Der britische Historiker, kundige Analytiker und "brillante Geschichtenerzähler" Christopher Clark vergleicht in seinem zweiten historischen Monumentalwerk die Revolution(en) in Europa mit einem Feuer und mit einem Meeressturm, erzählt Rezensent Hans von Trotha. Von einem Meeressturm würde auch niemand behaupten, er sei "erfolgreich" gewesen oder "gescheitert" - vielmehr würde man die Auswirkungen messen. Genau dies tut Clark auf über 1000 Seiten - die Auswirkungen der Revolutionen messen, die Mitte des 19. Jahrhunderts Europa überrollten, so der Rezensent. Ihm scheint das Buch so anschaulich, packend und detailliert, dass er zum Teil das Gefühl hat, einen Roman zu lesen. Bisweilen ist er aber auch überfordert von dem Detailreichtum, mit dem Clark die Vielfalt der unterschiedlichen Nationen und Regionen und die Eigenheiten ihrer Revolutionen beschreibt: Hier hat Trotha fast das Gefühl auf ein "Wimmelbild" zu blicken. Clark reflektiert die Schwierigkeit, eine so komplexe Geschichte zu erzählen, jedoch auch immer wieder, zum Beispiel in dem er erwähnte Feuer-Metapher bemüht: Von jeder einzelnen Revolution zu erzählen, wäreso, als würde man die Geschichte eines Feuers verfassen, indem man die Biografie der einzelnen Flammen schreibt. Clark gelingt es, zumindest größtenteils, weder das Feuer vor lauter Flammen aus dem Blick zu verlieren, noch die Flammen vor lauter Feuer, schließt der Rezensent.

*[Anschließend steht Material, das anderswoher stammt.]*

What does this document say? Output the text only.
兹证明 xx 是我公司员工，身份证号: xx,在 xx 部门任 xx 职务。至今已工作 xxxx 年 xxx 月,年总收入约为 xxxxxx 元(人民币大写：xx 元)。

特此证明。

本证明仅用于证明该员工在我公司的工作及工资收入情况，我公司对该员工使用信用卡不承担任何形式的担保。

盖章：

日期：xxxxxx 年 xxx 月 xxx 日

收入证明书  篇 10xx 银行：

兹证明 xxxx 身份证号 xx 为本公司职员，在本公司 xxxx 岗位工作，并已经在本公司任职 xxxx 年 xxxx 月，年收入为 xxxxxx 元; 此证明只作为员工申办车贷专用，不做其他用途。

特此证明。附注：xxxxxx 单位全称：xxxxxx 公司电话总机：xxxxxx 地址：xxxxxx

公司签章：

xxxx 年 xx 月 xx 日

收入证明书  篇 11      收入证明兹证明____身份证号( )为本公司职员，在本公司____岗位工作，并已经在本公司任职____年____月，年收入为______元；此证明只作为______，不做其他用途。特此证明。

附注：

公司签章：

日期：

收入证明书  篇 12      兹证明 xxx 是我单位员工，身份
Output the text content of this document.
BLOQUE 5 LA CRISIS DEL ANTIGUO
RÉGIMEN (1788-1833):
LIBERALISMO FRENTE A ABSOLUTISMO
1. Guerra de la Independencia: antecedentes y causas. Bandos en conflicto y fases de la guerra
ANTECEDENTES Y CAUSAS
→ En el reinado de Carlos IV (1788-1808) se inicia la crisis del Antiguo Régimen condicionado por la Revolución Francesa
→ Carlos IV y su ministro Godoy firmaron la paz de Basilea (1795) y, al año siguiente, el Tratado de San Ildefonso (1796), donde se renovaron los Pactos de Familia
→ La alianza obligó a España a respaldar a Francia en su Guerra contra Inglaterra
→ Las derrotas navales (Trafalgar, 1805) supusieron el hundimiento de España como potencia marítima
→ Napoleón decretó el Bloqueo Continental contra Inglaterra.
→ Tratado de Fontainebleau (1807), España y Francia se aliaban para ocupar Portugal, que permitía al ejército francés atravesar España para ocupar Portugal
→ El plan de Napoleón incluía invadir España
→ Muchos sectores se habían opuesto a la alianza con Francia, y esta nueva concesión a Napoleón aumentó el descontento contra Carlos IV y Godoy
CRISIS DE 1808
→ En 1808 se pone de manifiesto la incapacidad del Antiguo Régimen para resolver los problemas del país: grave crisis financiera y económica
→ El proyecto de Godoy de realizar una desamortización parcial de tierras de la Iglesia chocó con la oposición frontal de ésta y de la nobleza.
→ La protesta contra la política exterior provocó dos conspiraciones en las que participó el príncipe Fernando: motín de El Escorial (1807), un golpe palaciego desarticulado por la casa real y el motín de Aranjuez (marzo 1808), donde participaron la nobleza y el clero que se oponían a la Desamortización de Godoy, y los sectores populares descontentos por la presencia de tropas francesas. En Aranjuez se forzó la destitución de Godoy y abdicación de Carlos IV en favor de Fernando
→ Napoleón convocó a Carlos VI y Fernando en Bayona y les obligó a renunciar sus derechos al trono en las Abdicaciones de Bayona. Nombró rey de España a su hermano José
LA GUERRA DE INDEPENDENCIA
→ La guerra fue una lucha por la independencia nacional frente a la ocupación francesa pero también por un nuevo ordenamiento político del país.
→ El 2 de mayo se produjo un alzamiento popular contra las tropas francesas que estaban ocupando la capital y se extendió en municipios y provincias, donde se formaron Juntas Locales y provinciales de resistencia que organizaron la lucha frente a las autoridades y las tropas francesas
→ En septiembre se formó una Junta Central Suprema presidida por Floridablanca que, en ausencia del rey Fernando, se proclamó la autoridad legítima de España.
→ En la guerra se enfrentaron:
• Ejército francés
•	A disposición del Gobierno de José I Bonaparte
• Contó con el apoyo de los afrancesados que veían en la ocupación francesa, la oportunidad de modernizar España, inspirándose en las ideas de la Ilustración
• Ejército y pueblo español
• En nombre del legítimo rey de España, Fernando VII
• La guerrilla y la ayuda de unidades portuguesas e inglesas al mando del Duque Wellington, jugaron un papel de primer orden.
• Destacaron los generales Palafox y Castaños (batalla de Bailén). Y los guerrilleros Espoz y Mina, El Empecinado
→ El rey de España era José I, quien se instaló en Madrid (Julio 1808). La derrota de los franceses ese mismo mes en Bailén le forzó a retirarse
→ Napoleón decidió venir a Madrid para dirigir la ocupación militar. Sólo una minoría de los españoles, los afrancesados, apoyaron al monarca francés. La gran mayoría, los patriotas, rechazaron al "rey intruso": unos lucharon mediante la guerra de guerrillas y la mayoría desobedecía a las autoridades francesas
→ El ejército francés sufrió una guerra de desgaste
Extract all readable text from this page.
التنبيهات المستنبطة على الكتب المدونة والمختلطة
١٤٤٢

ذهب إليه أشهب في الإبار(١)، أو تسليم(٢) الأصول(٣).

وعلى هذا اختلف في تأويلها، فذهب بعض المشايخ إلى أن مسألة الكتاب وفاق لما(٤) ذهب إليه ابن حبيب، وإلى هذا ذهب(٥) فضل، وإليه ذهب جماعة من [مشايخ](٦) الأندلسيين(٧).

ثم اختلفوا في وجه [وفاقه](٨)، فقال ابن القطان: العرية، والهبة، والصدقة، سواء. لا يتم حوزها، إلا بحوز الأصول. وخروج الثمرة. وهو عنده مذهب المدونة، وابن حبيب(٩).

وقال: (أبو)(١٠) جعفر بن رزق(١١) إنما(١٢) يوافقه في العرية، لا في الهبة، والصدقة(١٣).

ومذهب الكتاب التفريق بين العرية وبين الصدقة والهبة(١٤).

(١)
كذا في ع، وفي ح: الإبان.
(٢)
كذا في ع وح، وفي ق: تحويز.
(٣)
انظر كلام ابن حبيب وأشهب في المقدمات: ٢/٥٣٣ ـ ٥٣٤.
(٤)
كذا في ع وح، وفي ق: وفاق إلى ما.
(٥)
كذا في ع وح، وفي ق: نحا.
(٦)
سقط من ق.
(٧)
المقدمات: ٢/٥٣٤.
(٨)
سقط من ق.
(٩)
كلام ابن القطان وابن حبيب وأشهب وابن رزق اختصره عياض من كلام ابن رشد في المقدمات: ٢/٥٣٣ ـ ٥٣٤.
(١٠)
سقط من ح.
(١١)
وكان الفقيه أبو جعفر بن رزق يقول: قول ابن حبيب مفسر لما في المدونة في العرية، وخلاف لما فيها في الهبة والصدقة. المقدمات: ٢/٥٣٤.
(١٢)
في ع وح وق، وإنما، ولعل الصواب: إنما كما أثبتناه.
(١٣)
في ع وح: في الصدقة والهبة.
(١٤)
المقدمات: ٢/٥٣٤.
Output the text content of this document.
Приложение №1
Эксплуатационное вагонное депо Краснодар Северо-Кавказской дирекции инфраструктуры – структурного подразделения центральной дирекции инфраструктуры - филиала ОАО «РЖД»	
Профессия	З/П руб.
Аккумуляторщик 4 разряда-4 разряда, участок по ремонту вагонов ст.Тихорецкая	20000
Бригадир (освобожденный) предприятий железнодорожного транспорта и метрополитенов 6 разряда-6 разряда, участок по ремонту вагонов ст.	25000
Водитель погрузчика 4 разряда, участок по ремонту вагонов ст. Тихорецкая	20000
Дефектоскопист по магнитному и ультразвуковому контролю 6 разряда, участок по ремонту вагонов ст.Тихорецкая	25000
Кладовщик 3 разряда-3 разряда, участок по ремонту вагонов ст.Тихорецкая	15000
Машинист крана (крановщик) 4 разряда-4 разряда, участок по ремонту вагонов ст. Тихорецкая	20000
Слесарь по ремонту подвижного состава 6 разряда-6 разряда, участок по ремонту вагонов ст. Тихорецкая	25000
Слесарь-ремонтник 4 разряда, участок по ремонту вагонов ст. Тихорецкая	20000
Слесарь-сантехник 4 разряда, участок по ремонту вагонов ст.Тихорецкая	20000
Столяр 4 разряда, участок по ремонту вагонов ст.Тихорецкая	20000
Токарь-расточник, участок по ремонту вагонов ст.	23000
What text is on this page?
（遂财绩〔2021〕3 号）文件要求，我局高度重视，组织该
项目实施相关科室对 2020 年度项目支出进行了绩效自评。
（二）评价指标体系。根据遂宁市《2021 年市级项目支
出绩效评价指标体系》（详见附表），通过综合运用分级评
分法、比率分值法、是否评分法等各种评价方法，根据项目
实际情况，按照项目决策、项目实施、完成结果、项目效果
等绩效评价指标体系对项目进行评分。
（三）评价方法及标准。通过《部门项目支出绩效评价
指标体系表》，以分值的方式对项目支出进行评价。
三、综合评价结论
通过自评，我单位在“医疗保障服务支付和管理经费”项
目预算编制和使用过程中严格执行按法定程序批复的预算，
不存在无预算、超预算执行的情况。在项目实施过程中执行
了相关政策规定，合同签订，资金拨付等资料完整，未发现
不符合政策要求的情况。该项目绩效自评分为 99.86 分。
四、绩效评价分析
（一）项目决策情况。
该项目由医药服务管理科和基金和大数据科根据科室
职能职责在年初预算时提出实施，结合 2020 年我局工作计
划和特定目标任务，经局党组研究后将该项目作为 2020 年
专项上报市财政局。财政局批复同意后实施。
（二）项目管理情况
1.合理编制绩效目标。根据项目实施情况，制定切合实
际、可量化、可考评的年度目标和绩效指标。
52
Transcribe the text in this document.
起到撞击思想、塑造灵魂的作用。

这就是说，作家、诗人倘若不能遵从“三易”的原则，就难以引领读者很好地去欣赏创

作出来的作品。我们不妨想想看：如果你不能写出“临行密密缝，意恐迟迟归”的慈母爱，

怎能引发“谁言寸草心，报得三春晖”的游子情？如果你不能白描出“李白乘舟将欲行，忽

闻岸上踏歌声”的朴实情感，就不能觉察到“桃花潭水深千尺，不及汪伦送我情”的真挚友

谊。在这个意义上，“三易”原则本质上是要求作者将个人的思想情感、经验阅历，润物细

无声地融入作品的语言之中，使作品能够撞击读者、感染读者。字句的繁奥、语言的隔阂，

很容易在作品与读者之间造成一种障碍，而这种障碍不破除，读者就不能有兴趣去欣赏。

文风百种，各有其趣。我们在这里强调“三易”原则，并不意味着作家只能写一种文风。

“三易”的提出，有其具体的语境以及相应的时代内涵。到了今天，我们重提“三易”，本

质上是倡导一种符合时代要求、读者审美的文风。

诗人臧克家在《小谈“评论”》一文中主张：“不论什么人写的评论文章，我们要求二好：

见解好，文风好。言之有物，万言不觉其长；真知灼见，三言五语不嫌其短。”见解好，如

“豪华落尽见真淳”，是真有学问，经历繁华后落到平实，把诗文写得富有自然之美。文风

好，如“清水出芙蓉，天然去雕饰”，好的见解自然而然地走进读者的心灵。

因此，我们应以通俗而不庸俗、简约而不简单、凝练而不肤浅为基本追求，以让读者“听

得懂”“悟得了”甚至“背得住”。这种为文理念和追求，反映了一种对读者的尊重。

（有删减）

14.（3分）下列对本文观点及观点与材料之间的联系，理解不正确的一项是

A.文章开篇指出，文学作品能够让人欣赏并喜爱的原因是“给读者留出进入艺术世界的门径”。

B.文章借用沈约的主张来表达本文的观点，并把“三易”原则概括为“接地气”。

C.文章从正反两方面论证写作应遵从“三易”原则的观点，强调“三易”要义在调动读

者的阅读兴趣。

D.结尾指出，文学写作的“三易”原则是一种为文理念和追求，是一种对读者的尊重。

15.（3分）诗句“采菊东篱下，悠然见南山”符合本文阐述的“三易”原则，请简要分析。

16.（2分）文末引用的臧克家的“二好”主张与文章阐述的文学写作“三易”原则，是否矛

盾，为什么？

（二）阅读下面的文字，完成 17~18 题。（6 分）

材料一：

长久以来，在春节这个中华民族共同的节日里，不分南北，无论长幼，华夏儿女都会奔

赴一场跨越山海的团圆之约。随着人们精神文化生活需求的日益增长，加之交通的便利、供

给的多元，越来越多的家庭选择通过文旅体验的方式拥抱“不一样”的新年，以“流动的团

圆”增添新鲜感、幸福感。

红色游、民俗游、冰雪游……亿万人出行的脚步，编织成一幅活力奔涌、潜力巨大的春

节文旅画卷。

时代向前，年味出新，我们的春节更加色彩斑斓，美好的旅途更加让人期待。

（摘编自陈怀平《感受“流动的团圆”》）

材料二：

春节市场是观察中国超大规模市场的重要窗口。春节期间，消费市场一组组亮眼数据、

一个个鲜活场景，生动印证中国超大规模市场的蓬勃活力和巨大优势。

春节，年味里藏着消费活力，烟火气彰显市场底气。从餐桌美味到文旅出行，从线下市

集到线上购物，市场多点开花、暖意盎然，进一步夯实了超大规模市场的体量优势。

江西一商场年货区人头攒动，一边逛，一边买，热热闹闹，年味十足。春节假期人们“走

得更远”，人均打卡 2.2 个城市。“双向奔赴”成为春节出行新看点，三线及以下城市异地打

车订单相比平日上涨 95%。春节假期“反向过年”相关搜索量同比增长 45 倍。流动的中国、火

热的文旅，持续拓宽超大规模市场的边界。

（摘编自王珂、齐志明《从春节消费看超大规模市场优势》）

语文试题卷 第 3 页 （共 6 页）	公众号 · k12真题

Rezensionsnotiz zu Deutschlandfunk, 21.10.2023

"Von Kürzungsfurcht geplagt" scheint Christopher Clark dem Rezensenten Florian Felix Weyh mit seinen mehr als tausend Seiten über die Revolutionsbewegungen um 1848, denen Weyh wenig abgewinnen kann. Einzelne spannende Fakten etwa zum "Guerre de Demoiselles", bei dem sich französische Bauern als Frauen verkleideten, um gegen die Großgrundbesitzer zu protestieren, werden für ihn unter zu ausufernden und zu zerfaserten Textmassen begraben. Dass der Historiker Clark am Ende dann doch keine wirklichen Antworten auf die Fragen findet, warum um 48 so viele Umstürzungsprozesse gleichzeitig stattfanden und ob sie letztlich als geglückt zu bezeichnen sind oder nicht, frustriert Weyh zusätzlich, hat er sich vom Autor doch mehr als eine etwas mühselige, viel Konzentration erfordernde Lektürearbeit erhofft. So bleibt ihm nur das Fazit, Clark sei "sein Stoff entglitten".

Rezensionsnotiz zu Frankfurter Allgemeine Zeitung, 14.10.2023

Insgesamt mit Gewinn liest Rezensentin Birgit Aschmann Christopher Clarks Buch, das die zentrale Bedeutung der europäischen Revolutionen der Jahre 1848/49 wieder ins Bewusstsein der Geschichtswissenschaft rücken möchte. Heute ist das Thema wieder aktuell, findet der Autor laut Aschmann, weil Themen wie soziale Ungleichheit wieder präsent sind. Das Buch setzt bereits in den 1830ern an, lernen wir, beschreibt ausführlich die sozialen Voraussetzungen der Revolution, wie auch deren Verlauf und Scheitern. Allzu viel neues lernt die Rezensentin nicht, aber sie weist auf Schwerpunktsetzungen hin: die Rolle der Frauen in den Kämpfen kommt oft zur Sprache, und auch die Bedeutung von Emotionen, vor allem von Angst, im Zuge revolutionärer Erhebungen und ihrer Niederschlagung. Außerdem setzt der Autor, so Aschmann, die Geschichte zu seiner eigenen Biografie in Verbindung, lässt Beschreibungen von Bildern und Liedtexte einfließen und ist auch ansonsten darum bemüht, möglichst vielseitige Perspektiven zu integrieren. Was allerdings auch bedeutet, wendet die nicht vollauf überzeugte Rezensentin ein, dass man oftmals den Überblick verliert in diesem ausgesprochen langen und nicht allzu gut sortierten Buch. Etwas mehr Ordnung und Einordnung hätte Aschmann sich doch gewünscht, aber als ausufernde Gesamterzählung der 1848er-Revolution hat das Buch einen Wert.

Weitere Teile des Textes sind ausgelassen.